MSSQL_CONNECTION_STRING="Server=my-server.database.windows.net;Database=sampledb;Authentication=Active Directory Default;"

TABLE_NAME

The name of the table that contains the text that must be turned into embeddings. For example:

TABLE_NAME="dbo.wikipedia_articles"

ID_COLUMN_NAME

The name of the column that contains the unique identifier for each row in the table. For example:

ID_COLUMN_NAME="id"

The id column must be an integer.

CONTENT_COLUMN_NAME

The name of the column that contains the text that must be turned into embeddings. For example:

CONTENT_COLUMN_NAME="title"

DEDICATED_EMBEDDINGS_TABLE

The name of the table that will store the embeddings. For example:

DEDICATED_EMBEDDINGS_TABLE="dbo.wikipedia_articles_embeddings"

EMBEDDING_COLUMN_NAME

The name of the column that will contain the embeddings. For example:

EMBEDDING_COLUMN_NAME="title_vector_text3"

AUTO_CREATE_DEDICATED_EMBEDDINGS_TABLE

If set to True, the tool will create a new table to store the embeddings. For example:

AUTO_CREATE_DEDICATED_EMBEDDINGS_TABLE=True

If the table doesn't exist, the tool will create a new table to store the embeddings.

create table <DEDICATED_EMBEDDINGS_TABLE>
(
    id int identity(1,1) primary key nonclustered,
    parent_id int not null,
    <EMBEDDING_COLUMN_NAME> vector(<EMBEDDING_DIMENSIONS>) not null
);            

SAVE_TEXT_CHUNKS

If set to True, the tool will save the text chunks that were sent to the OpenAI API. For example:

SAVE_TEXT_CHUNKS=True

Tech chunks will be saved in a column named chunk_text in the same table that stores the embeddings.

create table <DEDICATED_EMBEDDINGS_TABLE>
(
    id int identity(1,1) primary key nonclustered,
    parent_id int not null,
    chunk_text nvarchar(max) null,
    <EMBEDDING_COLUMN_NAME> vector(<EMBEDDING_DIMENSIONS>) not null
);            

Usage Sample

Download and import the Wikipedia Article

Download the wikipedia embeddings from here, unzip it and upload it (using Azure Storage Explorer for example) to an Azure Blob Storage container.
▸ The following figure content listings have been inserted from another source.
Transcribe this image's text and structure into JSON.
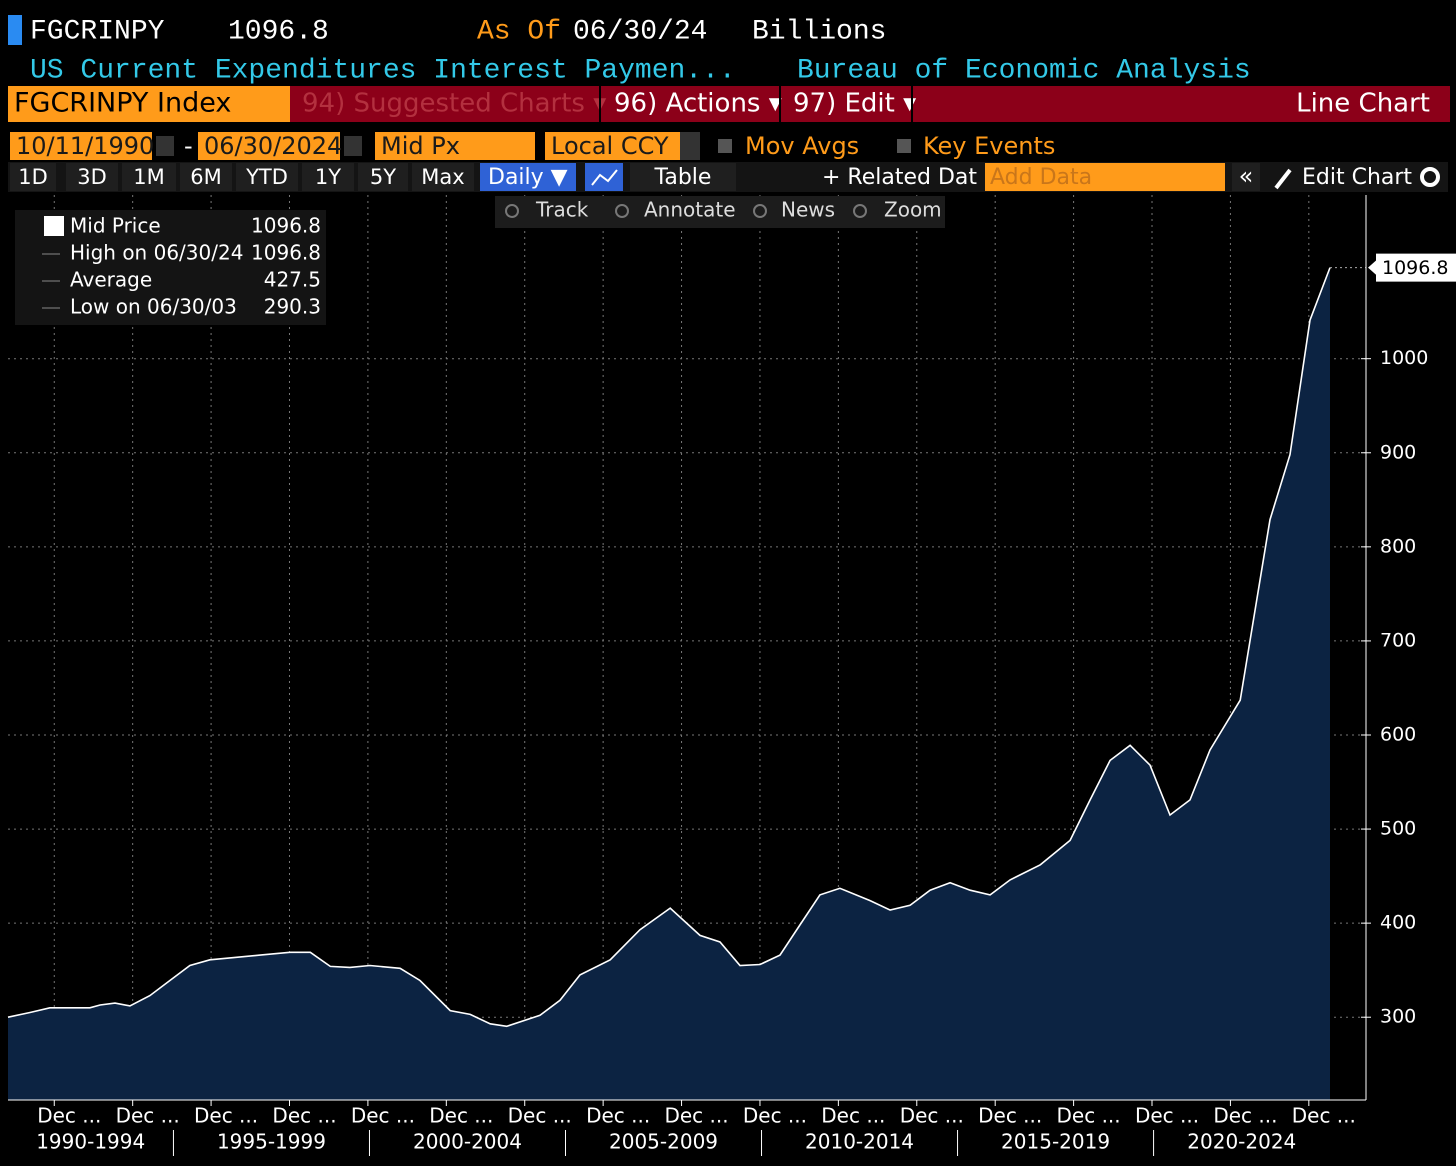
{
  "header": {
    "ticker": "FGCRINPY",
    "price": "1096.8",
    "as_of_label": "As Of",
    "as_of_date": "06/30/24",
    "units": "Billions",
    "description": "US Current Expenditures Interest Paymen...",
    "source": "Bureau of Economic Analysis"
  },
  "menu": {
    "security": "FGCRINPY Index",
    "items": [
      "94) Suggested Charts ▾",
      "96) Actions ▾",
      "97) Edit ▾"
    ],
    "chart_type": "Line Chart"
  },
  "controls": {
    "start_date": "10/11/1990",
    "separator": "-",
    "end_date": "06/30/2024",
    "price_field": "Mid Px",
    "currency": "Local CCY",
    "options": [
      "Mov Avgs",
      "Key Events"
    ]
  },
  "toolbar": {
    "periods": [
      "1D",
      "3D",
      "1M",
      "6M",
      "YTD",
      "1Y",
      "5Y",
      "Max"
    ],
    "frequency": "Daily ▼",
    "table": "Table",
    "related": "+ Related Dat",
    "add_data_placeholder": "Add Data",
    "collapse": "«",
    "edit_chart": "Edit Chart"
  },
  "tools": [
    "Track",
    "Annotate",
    "News",
    "Zoom"
  ],
  "legend": [
    {
      "label": "Mid Price",
      "value": "1096.8"
    },
    {
      "label": "High on 06/30/24",
      "value": "1096.8"
    },
    {
      "label": "Average",
      "value": "427.5"
    },
    {
      "label": "Low on 06/30/03",
      "value": "290.3"
    }
  ],
  "chart_data": {
    "type": "area",
    "x": [
      1990.78,
      1991.34,
      1991.85,
      1992.87,
      1993.13,
      1993.51,
      1993.89,
      1994.4,
      1994.91,
      1995.42,
      1995.93,
      1996.44,
      1997.21,
      1997.97,
      1998.49,
      1999.0,
      1999.5,
      2000.01,
      2000.78,
      2001.29,
      2002.06,
      2002.57,
      2003.08,
      2003.5,
      2004.35,
      2004.86,
      2005.37,
      2006.14,
      2006.9,
      2007.67,
      2008.43,
      2008.94,
      2009.45,
      2009.96,
      2010.47,
      2010.98,
      2011.49,
      2012.0,
      2012.77,
      2013.28,
      2013.79,
      2014.3,
      2014.81,
      2015.32,
      2015.83,
      2016.34,
      2017.11,
      2017.87,
      2018.38,
      2018.89,
      2019.4,
      2019.91,
      2020.42,
      2020.93,
      2021.44,
      2022.21,
      2022.97,
      2023.48,
      2023.99,
      2024.5
    ],
    "values": [
      300,
      305,
      310,
      310,
      313,
      315,
      312,
      323,
      339,
      355,
      361,
      363,
      366,
      369,
      369,
      354,
      353,
      355,
      352,
      339,
      307,
      303,
      293,
      290.3,
      302,
      318,
      345,
      361,
      393,
      416,
      387,
      380,
      355,
      356,
      366,
      398,
      430,
      437,
      424,
      414,
      419,
      435,
      443,
      435,
      430,
      446,
      462,
      488,
      531,
      573,
      589,
      568,
      515,
      531,
      584,
      637,
      829,
      898,
      1041,
      1096.8
    ],
    "color": "#ffffff",
    "fill": "#0c2342",
    "xlim": [
      1990.78,
      2024.5
    ],
    "ylim": [
      212,
      1174
    ],
    "yticks": [
      300,
      400,
      500,
      600,
      700,
      800,
      900,
      1000
    ],
    "xticks": [
      {
        "value": 1991.96,
        "label": "Dec ..."
      },
      {
        "value": 1993.96,
        "label": "Dec ..."
      },
      {
        "value": 1995.96,
        "label": "Dec ..."
      },
      {
        "value": 1997.96,
        "label": "Dec ..."
      },
      {
        "value": 1999.96,
        "label": "Dec ..."
      },
      {
        "value": 2001.96,
        "label": "Dec ..."
      },
      {
        "value": 2003.96,
        "label": "Dec ..."
      },
      {
        "value": 2005.96,
        "label": "Dec ..."
      },
      {
        "value": 2007.96,
        "label": "Dec ..."
      },
      {
        "value": 2009.96,
        "label": "Dec ..."
      },
      {
        "value": 2011.96,
        "label": "Dec ..."
      },
      {
        "value": 2013.96,
        "label": "Dec ..."
      },
      {
        "value": 2015.96,
        "label": "Dec ..."
      },
      {
        "value": 2017.96,
        "label": "Dec ..."
      },
      {
        "value": 2019.96,
        "label": "Dec ..."
      },
      {
        "value": 2021.96,
        "label": "Dec ..."
      },
      {
        "value": 2023.96,
        "label": "Dec ..."
      }
    ],
    "xgroups": [
      {
        "value": 1990.78,
        "label": "1990-1994"
      },
      {
        "value": 1995,
        "label": "1995-1999"
      },
      {
        "value": 2000,
        "label": "2000-2004"
      },
      {
        "value": 2005,
        "label": "2005-2009"
      },
      {
        "value": 2010,
        "label": "2010-2014"
      },
      {
        "value": 2015,
        "label": "2015-2019"
      },
      {
        "value": 2020,
        "label": "2020-2024"
      }
    ],
    "grid": true
  }
}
In the example the unzipped csv file vector_database_wikipedia_articles_embedded.csv is assumed to be uploaded to a blob container name playground and in a folder named wikipedia.

Once the file is uploaded, get the SAS token to allow Azure SQL database to access it. (From Azure storage Explorer, right click on the playground container and than select Get Shared Access Signature. Set the expiration date to some time in future and then click on "Create". Copy the generated query string somewhere, for example into the Notepad, as it will be needed later)

Use a client tool like Azure Data Studio to connect to an Azure SQL database and then use the ./sql/00-setup-blob-accees and ./sql/01-import-wikipedia.sql to create the wikipedia_articles where the uploaded CSV file will be imported.

Make sure to replace the <account> and <sas-token> placeholders with the value correct for your environment:

  • <account> is the name of the storage account where the CSV file has been uploaded
  • <sas-token> is the Share Access Signature obtained before

Run each section (each section starts with a comment) separately. At the end of the process (will take up to a couple of minutes) you will have all the CSV data imported in the wikipedia_articles table.

Vectorize Wikipidia Articles table

Create a .wikipedia.env file starting from the .wikipedia.env.sample and set the values as per instructions provided in the Configuration section.

Then run

dotnet run -- .wikipedia.env

And the tool will start to vectorize the text in the wikipedia_articles table and store the embeddings in the wikipedia_articles_embeddings table.